I had a number of roles over the course of my stay. One of them was to watch
for threats on the horizon, estimate how far they will go, and figure out how
to stay ahead of them if they were to become any real threat. I reported
directly to senior management. I have an unusual (and hopefully elucidating)
perspective on this topic.

In my experience, MVP products go one of two ways: Either they never grow, and
eventually disappear; or they grow too quickly, drop in quality, and
disappear. Either way, they disappear.

In my section of the market, you get very little attention unless you're
swinging for the fences. Not that swinging for the fences is a recipe for
success, but it's certainly an ingredient.

I mainly watch for three things (this list is hugely oversimplified):

\- Do they understand our audience? If my interaction with their product is
fatiguing, they don't understand our audience. If their copy or humor or
interface isn't equally accessible to a 46 year old mother of two in Nebraska
and a 28 year old lawyer in New York City, they don't understand our audience.
If they haven't convinced me that they have all of the information they need
to serve me informed results, they don't understand our audience. If, after
one session, I feel I've seen everything there is to see; they don't
understand our audience.

\- Do they have the technological ability to produce magic? If they can do
more in a timely fashion (under 130ms per page load) with limited hardware
than we can with our huge budget, they are capable of magic. If their results
are good I can't figure out how they do what they do, they are capable of
producing magic. If I am seeing something I haven't seen before (and it's
good), they are capable of producing magic.

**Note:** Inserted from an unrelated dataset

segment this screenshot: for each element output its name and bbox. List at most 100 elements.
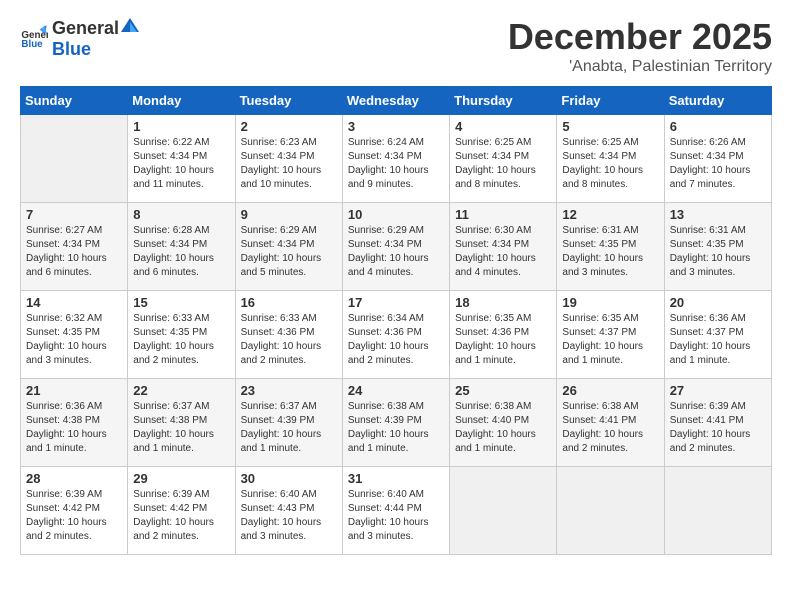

\- Are they passionate enough to stick around? Production quality shows me
passion. A tight and intuitive flow shows me passion. Well written
help/tutorials shows me passion.

What I saw most was MVP products, and none of them survived long enough to
warrant planning a fight.

My section of the market might be different than yours. The lessons learned
during the MVP V1 may have been enough to show our new friends that they don't
want to be a part of our game. I don't know. Some companies make it, and they
get acquired. We acquired a number of them.